Cette justesse est indissociable de l’histoire personnelle des réalisateurs et réalisatrices qui battent la campagne. Hubert Charuel et Edouard Bergeon sont fils d’agriculteurs, Louise Courvoisier et Gilles Perret ont chacun grandi dans les territoires qu’ils filment – le second est le voisin des Bertrand dans un petit village de Haute-Savoie. « J’ai aussi passé ma jeunesse dans les bals et les comices agricoles, nous racontait Louise Courvoisier au moment de la présentation de Vingt Dieux au Festival de Cannes. J’ai écrit pour les gens de ma région, de mon village, à partir d’eux, en essayant d’être à la bonne hauteur. »
Pour Edouard Bergeon, venir du monde agricole est une « carte magique ». « Je peux rentrer dans les fermes. Sans cela, je n’aurais jamais fait Rural, Jérôme Bayle ne m’aurait pas ouvert la porte. » Pour un documentaire tourné souvent seul, avec très peu de moyens, savoir exactement où se placer pour capter le travail de l’agriculteur sans le gêner n’a pu qu’être utile.

FRACTURE TERRITORIALE
En parfait citadin, Anthony Déchaux a dû apprendre. « Dès le début de l’écriture de La guerre des prix, je me suis donné une grande exigence de réalisme pour ne pas tomber dans la caricature », explique celui qui a « regardé tous les docus » sur le sujet, a visité des fermes et interrogé les principaux intéressés pendant de longs mois, se documentant autant sur les arcanes des négociations de la grande distribution que sur le quotidien d’un éleveur laitier. « On a fait aussi un gros travail avec les acteurs, qui ont passé du temps à se former dans la ferme dans laquelle on a tourné. » Le couple de trentenaire qui a mis à disposition son exploitation pour le tournage a enseigné le geste exact pour nourrir les vaches ou ébouser, et donné de précieux conseils. « Dans une scène, on aperçoit du lait qui coule dans une bouche d’égout, se souvient Anthony Déchaux. Au départ, c’était dans un fossé. Mais ils m’ont fait remarquer que cela ne se passait pas du tout comme ça. »

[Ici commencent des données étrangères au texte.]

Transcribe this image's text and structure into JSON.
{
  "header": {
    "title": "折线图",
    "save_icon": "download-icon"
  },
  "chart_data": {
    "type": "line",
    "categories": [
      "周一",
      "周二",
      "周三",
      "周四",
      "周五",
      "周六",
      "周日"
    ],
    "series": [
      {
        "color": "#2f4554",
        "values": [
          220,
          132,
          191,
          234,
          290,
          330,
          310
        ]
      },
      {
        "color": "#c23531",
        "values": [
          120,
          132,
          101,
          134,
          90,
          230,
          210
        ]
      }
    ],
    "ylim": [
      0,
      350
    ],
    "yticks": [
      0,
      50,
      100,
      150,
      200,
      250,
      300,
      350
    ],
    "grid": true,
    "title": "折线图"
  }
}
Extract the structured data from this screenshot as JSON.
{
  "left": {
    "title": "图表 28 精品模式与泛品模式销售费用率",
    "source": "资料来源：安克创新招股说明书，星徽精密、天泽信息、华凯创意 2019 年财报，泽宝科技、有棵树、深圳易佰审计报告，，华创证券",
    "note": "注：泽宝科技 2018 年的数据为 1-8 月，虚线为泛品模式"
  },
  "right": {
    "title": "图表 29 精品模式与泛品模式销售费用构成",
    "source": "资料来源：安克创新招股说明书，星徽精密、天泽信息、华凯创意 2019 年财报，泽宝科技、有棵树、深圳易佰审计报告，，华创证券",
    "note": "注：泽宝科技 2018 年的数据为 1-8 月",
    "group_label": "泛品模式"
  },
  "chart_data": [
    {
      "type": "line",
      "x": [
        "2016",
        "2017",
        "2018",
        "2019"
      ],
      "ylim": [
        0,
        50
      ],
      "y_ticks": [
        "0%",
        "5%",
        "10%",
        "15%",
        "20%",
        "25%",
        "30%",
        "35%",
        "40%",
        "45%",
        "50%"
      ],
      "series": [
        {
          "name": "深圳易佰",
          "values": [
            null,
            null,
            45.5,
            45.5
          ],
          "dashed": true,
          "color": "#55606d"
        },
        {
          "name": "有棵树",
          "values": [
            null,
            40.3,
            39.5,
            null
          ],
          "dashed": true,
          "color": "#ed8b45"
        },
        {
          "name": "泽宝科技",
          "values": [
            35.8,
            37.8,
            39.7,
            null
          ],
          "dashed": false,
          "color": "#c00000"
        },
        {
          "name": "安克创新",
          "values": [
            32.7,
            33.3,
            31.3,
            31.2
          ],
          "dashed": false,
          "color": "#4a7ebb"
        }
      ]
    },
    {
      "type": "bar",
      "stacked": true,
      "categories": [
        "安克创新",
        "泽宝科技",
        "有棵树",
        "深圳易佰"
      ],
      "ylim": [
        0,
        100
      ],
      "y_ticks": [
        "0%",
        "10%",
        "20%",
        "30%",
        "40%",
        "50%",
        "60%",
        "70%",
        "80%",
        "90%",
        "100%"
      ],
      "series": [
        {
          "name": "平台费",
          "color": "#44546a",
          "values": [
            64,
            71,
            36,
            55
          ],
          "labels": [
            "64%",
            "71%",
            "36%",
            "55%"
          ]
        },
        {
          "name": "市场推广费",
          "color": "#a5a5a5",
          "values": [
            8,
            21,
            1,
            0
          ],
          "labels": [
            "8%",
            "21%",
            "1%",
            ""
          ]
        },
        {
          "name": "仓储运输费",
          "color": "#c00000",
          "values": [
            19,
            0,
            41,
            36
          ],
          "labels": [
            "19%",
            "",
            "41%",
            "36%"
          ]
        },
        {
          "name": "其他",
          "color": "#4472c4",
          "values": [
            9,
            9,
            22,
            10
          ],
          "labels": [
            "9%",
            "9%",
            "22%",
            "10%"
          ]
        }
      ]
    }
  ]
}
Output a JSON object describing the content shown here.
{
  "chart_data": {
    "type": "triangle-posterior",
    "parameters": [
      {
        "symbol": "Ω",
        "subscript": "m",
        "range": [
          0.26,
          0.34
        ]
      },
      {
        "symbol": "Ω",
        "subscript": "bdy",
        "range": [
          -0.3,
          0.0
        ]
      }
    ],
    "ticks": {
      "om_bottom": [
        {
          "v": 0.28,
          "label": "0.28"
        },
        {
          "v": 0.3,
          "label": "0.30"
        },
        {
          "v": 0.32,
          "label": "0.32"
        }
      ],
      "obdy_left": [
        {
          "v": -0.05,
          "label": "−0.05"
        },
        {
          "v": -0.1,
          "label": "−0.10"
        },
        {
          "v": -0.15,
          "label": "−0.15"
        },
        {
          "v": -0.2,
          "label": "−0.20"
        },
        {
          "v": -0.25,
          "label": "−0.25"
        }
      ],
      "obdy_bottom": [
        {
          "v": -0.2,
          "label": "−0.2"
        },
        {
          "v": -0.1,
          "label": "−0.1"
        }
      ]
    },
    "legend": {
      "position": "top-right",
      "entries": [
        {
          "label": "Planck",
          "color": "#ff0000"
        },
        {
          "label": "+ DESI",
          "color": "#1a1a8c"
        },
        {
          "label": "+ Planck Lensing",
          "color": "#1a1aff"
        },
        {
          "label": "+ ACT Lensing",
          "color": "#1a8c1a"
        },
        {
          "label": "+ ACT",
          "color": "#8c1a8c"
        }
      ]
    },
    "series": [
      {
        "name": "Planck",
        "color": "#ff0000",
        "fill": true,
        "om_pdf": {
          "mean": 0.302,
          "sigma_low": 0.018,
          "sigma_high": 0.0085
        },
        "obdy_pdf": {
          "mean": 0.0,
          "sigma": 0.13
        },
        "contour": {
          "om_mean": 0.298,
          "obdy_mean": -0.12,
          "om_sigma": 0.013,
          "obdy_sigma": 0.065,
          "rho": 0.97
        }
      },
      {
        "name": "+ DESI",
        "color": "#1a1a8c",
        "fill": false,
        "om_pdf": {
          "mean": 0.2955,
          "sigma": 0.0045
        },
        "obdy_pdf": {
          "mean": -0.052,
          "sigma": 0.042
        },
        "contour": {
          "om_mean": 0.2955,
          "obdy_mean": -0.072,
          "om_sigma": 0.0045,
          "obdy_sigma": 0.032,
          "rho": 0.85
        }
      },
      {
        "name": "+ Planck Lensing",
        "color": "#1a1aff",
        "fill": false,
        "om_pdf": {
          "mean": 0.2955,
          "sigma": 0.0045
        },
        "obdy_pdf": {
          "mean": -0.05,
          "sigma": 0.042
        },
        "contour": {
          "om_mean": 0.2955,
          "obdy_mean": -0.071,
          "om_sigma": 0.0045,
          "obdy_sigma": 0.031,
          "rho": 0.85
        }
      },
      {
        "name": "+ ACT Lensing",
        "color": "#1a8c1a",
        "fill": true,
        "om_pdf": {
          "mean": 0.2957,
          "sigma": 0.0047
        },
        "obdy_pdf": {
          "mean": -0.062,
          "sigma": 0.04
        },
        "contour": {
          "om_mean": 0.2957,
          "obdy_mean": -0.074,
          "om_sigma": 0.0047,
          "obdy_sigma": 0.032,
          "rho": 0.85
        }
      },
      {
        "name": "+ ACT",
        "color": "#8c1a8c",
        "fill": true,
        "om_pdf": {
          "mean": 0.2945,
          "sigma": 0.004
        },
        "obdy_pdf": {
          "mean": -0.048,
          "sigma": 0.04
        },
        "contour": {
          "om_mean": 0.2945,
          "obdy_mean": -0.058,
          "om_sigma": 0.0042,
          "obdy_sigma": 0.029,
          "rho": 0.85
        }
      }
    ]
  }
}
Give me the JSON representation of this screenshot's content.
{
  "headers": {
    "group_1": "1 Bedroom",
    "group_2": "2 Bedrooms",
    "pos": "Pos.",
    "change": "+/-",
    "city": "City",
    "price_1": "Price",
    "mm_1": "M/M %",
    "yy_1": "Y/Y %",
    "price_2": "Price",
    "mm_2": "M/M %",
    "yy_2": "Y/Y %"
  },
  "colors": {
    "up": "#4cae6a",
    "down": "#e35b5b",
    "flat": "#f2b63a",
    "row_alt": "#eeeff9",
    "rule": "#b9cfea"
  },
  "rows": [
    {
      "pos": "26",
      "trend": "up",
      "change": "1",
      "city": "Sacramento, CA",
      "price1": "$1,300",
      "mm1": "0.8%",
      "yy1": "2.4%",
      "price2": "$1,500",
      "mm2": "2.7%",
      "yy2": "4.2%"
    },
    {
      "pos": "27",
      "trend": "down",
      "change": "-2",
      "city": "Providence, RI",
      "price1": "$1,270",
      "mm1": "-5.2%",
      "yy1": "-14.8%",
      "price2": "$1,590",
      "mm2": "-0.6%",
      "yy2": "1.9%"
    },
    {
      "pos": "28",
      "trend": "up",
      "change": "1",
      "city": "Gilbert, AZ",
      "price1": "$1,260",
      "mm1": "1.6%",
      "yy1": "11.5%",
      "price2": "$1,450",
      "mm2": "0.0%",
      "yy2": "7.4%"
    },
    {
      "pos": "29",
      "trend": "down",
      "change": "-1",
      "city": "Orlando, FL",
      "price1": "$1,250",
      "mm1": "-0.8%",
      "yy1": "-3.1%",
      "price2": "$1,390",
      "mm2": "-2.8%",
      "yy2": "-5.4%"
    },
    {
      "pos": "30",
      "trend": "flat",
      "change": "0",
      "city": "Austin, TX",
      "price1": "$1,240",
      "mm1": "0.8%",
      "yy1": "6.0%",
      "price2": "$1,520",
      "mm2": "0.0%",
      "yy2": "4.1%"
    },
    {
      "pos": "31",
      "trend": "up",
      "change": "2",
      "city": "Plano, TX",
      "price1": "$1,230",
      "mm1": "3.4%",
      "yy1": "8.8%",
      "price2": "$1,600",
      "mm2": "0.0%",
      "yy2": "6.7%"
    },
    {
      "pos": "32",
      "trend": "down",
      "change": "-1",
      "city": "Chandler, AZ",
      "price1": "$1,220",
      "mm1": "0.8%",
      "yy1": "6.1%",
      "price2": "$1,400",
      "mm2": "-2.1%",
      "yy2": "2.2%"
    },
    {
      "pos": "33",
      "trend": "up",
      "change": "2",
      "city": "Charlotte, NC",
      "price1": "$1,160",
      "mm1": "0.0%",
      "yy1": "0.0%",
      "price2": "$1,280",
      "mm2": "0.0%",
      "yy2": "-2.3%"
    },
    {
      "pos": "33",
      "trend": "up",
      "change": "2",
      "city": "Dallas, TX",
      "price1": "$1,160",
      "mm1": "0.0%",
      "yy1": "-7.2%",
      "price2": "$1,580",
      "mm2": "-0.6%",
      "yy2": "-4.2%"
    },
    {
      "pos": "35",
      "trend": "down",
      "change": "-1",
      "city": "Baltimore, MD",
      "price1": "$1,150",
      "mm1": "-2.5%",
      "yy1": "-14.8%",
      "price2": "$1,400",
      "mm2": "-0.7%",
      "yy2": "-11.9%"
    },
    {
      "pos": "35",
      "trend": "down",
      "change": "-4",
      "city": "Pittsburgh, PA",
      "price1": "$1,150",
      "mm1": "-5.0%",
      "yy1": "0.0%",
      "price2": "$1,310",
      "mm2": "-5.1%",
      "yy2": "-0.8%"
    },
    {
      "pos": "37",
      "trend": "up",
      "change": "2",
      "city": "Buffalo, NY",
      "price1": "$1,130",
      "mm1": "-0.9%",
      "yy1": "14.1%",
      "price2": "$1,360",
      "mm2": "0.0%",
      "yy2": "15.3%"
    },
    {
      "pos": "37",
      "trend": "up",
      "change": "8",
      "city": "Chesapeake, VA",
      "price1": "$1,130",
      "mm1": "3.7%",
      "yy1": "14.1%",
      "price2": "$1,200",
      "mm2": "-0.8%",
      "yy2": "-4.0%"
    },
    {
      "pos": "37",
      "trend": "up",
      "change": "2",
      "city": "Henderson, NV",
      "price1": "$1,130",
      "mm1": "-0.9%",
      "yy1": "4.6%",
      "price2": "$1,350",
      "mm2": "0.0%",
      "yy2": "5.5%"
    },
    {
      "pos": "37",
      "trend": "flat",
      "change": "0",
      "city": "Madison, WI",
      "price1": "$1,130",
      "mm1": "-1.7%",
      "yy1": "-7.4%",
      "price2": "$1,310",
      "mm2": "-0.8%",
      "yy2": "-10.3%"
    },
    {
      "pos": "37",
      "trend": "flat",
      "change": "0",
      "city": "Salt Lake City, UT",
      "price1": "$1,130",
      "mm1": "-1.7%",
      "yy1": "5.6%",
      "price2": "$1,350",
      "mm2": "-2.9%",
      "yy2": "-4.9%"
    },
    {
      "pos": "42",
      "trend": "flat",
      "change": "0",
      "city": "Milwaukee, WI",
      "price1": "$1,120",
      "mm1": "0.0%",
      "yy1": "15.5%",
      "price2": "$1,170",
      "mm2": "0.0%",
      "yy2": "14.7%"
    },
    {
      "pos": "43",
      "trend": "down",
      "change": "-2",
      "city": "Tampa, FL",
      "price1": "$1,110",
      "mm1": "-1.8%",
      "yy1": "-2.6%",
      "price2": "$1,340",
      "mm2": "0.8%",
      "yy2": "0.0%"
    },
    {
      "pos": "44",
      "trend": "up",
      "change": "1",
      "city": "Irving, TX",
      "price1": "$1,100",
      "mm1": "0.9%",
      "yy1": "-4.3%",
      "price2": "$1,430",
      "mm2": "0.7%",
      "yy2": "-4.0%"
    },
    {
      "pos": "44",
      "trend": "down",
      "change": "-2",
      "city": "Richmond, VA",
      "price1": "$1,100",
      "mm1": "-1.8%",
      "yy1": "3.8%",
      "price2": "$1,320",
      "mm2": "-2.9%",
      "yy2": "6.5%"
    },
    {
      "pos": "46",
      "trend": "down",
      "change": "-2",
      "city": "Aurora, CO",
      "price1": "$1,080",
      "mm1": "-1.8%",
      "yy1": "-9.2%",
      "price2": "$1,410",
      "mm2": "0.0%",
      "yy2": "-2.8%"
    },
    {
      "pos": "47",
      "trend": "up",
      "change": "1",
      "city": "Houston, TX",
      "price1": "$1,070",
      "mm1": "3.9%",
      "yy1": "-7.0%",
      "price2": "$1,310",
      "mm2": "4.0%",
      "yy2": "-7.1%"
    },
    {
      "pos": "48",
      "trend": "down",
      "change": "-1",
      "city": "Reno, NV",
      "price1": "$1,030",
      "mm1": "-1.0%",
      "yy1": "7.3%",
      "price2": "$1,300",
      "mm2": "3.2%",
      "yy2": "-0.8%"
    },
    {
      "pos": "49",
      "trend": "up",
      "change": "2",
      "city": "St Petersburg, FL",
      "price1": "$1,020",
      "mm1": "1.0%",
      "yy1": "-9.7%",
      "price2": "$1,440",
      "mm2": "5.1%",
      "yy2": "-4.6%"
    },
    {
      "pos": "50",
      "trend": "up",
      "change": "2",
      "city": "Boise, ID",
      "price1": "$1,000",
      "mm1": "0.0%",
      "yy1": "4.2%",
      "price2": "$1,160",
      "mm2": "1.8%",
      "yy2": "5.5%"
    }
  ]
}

Le travail paie. À la fin des avant-premières de La Guerre des prix, Anthony Déchaux est interpellé par des spectateurs. On lui demande s’il a, lui aussi, grandi au milieu des champs. « Les publics sont variés mais on a très souvent au moins une personne agricultrice qui prend la parole ». Un jour, une femme s’effondre en larmes et le prend dans ses bras : « Elle avait vu exactement ce que son père avait vécu toute sa vie. » Edouard Bergeon reconnaît toujours ces ruraux, « des gens dont on sent qu’ils ne viennent pas souvent au cinéma », qui se pressent dans les salles pour voir ses longs-métrages. « On ne choisit pas pour qui on va faire un film et j’ai autant envie de toucher les centres-villes que les campagnes », précise le réalisateur.
Le cinéma reste une industrie urbaine et bourgeoise : alors que l’Île-de-France concentre 70 % des jours de tournage, selon la Région elle-même, une étude menée en 2023 par Audiens montre également que « la majorité des entreprises » du secteur cinématographique et 85 % de ses intermittents sont implantés à Paris ou pas très loin. En outre, selon une estimation réalisée par Rob Grams (rédacteur en chef adjoint de Frustration Magazine) dans son essai Bourgeois Gaze (éditions Les Liens qui libèrent), 70% des cinéastes français viendraient des classes sociales les plus favorisées. Les cinéastes qui creusent leur sillon hors des villes demeurent les exceptions qui confirment la règle.